GBIF’s global infrastructure required a platform that would make it easier for scientists, researchers, and institutions both to share and to access data. Early versions of the infrastructure were built around MySQL which quickly proved inefficient for dealing with large amounts of data. The facility needed a platform to handle demand leading to real-time data collection and classification. Introduced initially to keep heavy processing load from MySQL, the Hadoop ecosystem now provides the core platform for GBIF to integrate, process, index and analyse all incoming data.
GBIF’s 100 formal members and 1,600 data publishers form a distributed network of both experts and infrastructure. When a data publisher creates or updates a dataset in a GBIF-connected repository, the crawling infrastructure brings these changes into the data lake. Newly arrived data goes through a series of formatting, quality control and enrichment and made available to the data analysts through Hive and to the public through search indexes.
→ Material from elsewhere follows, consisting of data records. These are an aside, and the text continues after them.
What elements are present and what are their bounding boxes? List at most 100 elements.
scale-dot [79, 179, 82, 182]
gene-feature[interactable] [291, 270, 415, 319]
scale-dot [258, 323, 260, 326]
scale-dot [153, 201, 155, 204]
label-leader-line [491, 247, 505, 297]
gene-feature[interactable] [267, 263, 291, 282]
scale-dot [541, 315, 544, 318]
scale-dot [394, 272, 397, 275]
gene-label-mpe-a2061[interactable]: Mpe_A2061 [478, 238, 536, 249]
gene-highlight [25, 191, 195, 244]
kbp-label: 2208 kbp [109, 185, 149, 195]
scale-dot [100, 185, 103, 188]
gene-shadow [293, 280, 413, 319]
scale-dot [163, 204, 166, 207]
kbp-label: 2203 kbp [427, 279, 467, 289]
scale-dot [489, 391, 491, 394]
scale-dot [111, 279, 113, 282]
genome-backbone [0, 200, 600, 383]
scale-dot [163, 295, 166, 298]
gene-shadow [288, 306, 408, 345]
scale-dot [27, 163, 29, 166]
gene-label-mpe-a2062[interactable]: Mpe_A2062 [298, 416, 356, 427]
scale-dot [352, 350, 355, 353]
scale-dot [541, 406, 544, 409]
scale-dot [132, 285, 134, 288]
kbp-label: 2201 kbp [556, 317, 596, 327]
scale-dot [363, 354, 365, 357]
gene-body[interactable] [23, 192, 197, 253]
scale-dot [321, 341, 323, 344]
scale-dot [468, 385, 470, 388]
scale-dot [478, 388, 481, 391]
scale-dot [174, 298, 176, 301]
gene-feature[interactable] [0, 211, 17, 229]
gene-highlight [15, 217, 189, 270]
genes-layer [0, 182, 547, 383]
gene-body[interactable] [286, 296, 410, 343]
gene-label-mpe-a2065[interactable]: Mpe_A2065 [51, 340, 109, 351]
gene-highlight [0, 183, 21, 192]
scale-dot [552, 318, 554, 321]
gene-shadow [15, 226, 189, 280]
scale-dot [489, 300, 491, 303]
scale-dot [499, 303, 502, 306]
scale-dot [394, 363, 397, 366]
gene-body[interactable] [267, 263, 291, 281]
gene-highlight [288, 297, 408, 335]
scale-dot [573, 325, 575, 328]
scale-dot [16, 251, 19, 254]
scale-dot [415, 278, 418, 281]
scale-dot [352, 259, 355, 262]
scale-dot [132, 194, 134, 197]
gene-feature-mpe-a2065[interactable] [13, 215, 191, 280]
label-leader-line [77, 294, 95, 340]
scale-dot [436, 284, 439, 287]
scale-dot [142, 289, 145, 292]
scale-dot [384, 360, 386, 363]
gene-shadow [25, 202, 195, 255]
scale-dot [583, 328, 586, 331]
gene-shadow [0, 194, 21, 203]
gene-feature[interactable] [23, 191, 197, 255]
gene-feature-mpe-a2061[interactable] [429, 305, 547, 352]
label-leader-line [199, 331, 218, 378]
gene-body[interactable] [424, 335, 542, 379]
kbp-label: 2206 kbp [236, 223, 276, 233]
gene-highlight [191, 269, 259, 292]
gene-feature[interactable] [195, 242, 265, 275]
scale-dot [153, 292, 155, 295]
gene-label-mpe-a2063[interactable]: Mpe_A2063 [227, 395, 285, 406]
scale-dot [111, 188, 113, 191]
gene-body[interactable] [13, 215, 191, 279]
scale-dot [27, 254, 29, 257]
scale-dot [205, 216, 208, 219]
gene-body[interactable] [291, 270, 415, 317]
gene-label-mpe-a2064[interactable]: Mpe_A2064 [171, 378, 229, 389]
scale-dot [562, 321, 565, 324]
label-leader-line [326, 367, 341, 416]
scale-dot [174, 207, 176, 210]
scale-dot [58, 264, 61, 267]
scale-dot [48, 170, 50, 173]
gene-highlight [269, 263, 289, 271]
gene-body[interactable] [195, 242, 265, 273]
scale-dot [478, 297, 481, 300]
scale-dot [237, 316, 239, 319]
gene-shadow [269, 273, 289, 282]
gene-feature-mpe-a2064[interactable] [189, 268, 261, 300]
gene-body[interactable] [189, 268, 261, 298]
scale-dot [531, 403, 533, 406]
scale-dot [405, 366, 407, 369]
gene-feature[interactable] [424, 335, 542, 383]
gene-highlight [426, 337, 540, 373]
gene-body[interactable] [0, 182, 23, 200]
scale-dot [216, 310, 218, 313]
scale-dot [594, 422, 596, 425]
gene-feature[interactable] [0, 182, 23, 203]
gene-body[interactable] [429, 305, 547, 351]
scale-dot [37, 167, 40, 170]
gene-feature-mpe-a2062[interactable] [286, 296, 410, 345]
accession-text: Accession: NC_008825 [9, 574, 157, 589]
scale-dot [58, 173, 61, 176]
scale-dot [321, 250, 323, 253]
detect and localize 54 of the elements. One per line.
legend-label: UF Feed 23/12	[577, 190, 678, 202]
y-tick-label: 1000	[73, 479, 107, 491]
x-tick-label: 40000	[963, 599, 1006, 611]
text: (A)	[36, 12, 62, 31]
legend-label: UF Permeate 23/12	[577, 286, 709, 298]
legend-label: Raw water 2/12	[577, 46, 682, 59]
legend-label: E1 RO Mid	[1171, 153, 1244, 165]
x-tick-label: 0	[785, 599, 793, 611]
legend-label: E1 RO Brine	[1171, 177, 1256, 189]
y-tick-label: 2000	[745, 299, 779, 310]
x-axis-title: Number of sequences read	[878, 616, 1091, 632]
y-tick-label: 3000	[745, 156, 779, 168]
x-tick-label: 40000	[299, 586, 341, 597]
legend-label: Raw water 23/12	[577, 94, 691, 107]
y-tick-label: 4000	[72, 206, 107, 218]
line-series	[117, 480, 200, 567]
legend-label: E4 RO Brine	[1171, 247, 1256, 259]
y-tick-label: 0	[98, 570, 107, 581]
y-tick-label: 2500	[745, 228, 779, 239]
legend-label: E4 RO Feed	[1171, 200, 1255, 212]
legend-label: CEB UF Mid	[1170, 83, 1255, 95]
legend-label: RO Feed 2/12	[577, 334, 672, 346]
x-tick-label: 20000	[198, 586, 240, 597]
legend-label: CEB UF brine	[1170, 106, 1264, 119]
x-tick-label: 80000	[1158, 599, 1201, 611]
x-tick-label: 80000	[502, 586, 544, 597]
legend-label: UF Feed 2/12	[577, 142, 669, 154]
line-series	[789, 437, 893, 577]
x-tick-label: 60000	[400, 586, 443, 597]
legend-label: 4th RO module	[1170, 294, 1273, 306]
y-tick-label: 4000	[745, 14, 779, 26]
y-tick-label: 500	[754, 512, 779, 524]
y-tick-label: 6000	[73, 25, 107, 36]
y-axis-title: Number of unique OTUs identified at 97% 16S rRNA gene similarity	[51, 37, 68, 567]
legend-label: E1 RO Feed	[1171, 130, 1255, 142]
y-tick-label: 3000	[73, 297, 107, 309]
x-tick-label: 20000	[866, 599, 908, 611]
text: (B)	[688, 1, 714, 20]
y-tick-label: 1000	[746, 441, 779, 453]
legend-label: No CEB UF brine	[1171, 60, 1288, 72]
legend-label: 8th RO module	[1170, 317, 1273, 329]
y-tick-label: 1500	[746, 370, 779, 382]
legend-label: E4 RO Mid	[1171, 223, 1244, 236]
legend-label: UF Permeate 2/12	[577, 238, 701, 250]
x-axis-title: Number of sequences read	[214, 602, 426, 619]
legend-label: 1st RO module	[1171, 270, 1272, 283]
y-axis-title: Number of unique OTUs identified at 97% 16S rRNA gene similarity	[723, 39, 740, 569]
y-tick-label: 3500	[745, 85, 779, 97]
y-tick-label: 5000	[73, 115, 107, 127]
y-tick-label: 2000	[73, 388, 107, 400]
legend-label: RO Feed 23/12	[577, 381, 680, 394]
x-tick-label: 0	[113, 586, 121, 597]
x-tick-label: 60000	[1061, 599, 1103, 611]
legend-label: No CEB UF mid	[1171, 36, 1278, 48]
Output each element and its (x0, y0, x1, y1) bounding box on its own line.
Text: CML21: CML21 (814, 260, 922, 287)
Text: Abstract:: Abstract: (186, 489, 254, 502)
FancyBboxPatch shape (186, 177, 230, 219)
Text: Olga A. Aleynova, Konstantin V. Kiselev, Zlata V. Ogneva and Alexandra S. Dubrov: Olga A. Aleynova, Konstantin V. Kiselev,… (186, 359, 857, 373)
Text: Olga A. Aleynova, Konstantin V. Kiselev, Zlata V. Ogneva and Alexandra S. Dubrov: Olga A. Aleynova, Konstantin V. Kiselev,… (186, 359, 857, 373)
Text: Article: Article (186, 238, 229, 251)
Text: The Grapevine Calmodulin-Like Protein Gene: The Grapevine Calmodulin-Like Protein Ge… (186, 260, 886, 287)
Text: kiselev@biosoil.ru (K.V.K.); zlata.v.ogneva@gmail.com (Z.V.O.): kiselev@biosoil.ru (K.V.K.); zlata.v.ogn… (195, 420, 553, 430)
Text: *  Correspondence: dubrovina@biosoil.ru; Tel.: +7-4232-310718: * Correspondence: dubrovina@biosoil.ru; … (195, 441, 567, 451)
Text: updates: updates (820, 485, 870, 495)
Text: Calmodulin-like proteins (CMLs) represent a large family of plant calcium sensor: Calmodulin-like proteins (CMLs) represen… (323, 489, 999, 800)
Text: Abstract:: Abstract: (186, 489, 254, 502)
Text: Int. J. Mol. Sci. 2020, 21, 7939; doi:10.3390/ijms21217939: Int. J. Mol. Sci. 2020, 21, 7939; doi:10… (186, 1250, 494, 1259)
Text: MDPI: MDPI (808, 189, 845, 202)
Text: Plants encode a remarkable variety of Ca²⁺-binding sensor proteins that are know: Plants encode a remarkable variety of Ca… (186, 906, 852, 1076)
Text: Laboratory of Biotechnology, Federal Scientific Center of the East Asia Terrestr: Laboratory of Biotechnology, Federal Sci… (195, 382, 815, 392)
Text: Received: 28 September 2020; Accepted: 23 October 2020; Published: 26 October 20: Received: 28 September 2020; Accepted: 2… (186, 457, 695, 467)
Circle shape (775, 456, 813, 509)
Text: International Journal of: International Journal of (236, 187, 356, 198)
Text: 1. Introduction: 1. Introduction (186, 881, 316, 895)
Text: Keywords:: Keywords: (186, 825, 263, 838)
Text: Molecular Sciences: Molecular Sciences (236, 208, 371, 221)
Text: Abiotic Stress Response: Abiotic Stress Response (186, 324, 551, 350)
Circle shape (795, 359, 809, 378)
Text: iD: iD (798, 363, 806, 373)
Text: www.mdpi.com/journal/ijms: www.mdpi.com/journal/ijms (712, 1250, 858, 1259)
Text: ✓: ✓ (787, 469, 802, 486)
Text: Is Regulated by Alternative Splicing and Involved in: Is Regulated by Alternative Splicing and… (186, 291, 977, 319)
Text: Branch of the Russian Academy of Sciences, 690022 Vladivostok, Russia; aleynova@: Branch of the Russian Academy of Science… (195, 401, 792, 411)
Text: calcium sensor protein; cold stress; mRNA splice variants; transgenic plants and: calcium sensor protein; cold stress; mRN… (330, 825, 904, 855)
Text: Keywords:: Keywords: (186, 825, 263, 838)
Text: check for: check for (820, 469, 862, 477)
With MySQL, the team was having to stop the crawlers from performing their task as the sheer volume of data was crushing the database.
With its small informatics team and limited resources, the GBIF Secretariat turned to Cloudera to set the foundation of a modern data architecture. “Switching from MySQL to Hadoop provided us the scalability and flexibility we needed to process, analyse and distribute the volumes of data we see,” said Tim Robertson, who leads the GBIF informatics team. “Perhaps most importantly, though, Cloudera enables us to maximize the resources of a small team. The Cloudera distribution provides us compatible versions of the products (HBase, Solr, Hive etc), easy deployment and updating along with monitoring, alerting and diagnostic tools. In fact, we were able to save the effort of about one full-time employee, or 20% of our capacity. This means we are able to focus our effort on building software specific to biodiversity data and spend far less time on the internal plumbing of the platform.”
After implementing the enterprise data platform, GBIF was able to support the weight of its volumes, regularly updating indexes at 10,000 records per second.
Through Cloudera, GBIF was able to maximize the resources of its small team. In doing so, it enabled data sharing and access and significantly improved operational efficiencies, freeing up time to focus on other challenges. The open-sourced platform is critically important in balancing out the team’s resources for developing, managing and supporting GBIF’s open data repository. Without the community and the ability to look at the source code, the team would have been unable to achieve results at this scale and speed.
GBIF achieves real-time data analysis, recovery and index updates, all managed within the enterprise data platform. Whether a scientist would like to know how climate change or invasive species will affect patterns of life on earth or alter the benefits we depend on from natural systems, GBIF provides a framework for making the latest data readily available and easily accessible.